Typical of Ghoshal’s colourful communication was what he called his “springtime theory”. He would tell his audiences about his annual visit to Calcutta to see his parents in July. “Imagine the heat,” he would say, “the humidity, the noise, the dirt. It sucks up all your energy, drains your brain, and exhausts your imagination.” And then he would take them to the forest of Fontainebleau, near INSEAD, where he was a professor at the time, and point to “the smell of the trees, the crispness in the air, the flowers, the grass underfoot. How one’s heart lifts up, how the energy and creativity bubble away.” Go through the door of any business, he would say, and you can tell whether it is Calcutta or Fontainebleau. A manager’s task is to create a working environment that is like Fontainebleau, not Calcutta.

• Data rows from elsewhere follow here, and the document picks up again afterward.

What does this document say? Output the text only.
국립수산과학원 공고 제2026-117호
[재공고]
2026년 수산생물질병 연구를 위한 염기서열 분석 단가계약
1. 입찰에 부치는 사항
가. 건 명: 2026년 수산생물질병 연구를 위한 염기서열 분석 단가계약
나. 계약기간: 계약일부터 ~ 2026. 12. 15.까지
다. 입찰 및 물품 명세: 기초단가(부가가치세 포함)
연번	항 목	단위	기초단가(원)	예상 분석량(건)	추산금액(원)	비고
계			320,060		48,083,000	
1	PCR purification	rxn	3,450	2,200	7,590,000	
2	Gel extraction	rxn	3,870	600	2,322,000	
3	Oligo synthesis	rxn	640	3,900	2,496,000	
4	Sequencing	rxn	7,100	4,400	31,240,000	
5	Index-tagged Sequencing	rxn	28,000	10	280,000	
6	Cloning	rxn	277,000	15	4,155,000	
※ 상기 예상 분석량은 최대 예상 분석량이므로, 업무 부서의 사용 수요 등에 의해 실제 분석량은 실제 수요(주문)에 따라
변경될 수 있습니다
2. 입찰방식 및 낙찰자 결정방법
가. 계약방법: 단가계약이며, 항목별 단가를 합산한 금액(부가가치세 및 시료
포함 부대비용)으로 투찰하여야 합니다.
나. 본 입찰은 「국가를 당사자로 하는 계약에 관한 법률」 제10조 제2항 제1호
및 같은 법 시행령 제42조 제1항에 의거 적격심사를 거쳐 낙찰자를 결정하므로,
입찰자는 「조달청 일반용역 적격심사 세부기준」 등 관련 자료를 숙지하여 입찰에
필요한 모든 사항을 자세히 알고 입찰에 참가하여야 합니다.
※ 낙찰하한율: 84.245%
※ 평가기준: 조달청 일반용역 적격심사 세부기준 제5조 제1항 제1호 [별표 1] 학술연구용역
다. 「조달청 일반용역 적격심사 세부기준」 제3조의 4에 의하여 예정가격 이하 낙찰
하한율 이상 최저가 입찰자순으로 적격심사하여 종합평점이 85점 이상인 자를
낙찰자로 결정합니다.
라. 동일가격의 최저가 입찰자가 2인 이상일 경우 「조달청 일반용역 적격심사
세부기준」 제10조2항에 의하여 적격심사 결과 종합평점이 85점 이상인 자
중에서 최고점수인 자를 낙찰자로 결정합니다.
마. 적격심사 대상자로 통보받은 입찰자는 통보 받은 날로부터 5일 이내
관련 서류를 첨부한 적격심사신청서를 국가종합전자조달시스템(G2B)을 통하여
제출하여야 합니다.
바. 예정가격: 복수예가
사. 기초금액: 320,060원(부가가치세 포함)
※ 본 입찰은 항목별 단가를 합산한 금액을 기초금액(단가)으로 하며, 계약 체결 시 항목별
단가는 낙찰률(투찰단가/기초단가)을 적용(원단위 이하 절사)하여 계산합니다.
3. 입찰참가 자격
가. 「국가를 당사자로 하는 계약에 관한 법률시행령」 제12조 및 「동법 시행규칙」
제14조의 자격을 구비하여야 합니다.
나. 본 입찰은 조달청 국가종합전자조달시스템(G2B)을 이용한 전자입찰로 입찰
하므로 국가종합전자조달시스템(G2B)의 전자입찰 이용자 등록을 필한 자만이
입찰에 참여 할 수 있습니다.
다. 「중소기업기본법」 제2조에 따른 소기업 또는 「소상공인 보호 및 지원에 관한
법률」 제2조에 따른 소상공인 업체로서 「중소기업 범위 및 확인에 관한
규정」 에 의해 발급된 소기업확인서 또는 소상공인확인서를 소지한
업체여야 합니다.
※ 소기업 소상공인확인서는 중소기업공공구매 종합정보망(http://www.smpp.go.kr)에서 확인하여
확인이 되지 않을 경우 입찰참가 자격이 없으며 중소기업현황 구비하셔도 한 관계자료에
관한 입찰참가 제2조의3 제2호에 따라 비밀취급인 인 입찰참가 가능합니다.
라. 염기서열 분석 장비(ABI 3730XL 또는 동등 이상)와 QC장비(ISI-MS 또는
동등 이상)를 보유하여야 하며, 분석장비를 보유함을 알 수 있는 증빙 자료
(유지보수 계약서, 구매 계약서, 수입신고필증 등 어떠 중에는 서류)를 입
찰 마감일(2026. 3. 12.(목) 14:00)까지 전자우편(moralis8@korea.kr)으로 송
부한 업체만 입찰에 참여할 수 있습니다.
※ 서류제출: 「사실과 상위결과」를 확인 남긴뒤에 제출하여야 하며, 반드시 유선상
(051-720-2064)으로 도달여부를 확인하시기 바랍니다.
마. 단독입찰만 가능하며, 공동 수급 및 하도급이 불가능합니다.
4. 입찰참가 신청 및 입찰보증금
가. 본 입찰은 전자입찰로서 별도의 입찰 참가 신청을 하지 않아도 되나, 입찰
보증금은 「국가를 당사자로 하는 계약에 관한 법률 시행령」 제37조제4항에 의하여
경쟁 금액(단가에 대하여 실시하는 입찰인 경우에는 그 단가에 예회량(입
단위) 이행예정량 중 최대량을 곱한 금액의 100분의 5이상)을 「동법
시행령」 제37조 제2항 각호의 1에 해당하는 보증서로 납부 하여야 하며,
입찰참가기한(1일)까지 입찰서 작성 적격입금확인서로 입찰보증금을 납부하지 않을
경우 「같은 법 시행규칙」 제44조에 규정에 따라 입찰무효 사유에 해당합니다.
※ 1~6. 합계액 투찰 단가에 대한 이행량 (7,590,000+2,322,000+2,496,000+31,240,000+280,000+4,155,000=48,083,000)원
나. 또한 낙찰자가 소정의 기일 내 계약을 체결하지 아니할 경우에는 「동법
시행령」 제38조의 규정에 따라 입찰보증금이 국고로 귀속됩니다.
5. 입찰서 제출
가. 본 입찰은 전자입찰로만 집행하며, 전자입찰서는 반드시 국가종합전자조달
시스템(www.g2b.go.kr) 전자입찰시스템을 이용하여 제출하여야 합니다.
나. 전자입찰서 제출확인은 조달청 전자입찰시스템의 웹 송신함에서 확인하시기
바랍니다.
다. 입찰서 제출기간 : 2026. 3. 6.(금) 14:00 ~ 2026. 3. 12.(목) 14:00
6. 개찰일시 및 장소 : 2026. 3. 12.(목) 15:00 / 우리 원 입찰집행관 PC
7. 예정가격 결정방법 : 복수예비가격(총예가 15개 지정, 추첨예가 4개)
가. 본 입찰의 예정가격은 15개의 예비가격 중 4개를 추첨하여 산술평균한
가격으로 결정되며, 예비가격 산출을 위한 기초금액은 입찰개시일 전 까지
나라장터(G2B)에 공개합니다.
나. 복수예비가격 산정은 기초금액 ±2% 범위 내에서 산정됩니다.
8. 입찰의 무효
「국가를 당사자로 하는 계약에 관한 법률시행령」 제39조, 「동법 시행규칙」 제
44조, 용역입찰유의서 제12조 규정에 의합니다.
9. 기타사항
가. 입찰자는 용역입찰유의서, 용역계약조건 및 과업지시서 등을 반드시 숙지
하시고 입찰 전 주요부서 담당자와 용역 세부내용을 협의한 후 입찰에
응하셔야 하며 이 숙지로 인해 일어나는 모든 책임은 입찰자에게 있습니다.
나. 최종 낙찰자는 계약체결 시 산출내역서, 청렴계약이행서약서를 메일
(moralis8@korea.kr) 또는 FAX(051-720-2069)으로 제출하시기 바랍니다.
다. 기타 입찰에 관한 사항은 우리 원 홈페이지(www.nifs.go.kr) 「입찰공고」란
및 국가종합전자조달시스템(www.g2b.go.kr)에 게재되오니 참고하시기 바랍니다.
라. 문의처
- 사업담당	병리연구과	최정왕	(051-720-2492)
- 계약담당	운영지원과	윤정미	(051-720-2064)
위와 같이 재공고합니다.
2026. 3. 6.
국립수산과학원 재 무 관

Shortly before he died, Ghoshal wrote one of his most contentious papers, in which he suggested that much of the blame for corporate corruption in the early 2000s could be laid at the feet of business schools and the way they try to teach management as a science. Such a method has no room for morality. Thus, argued Ghoshal, “business schools have actively freed their students from any sense of moral responsibility”. Ghoshal’s criticism of business education mirrors that of Henry Mintzberg and Warren Bennis .

Despite the enormously high regard in which managers held Ghoshal’s seminal work, “Managing Across Borders”, Bartlett (his co-author) said after his death: “Borders never meant much to Sumantra.” He was more inspired (and inspiring) as a teacher and conversationalist than as a writer.

Sumantra Gohshal was the founding dean of the Indian School of Business, Hyderabad.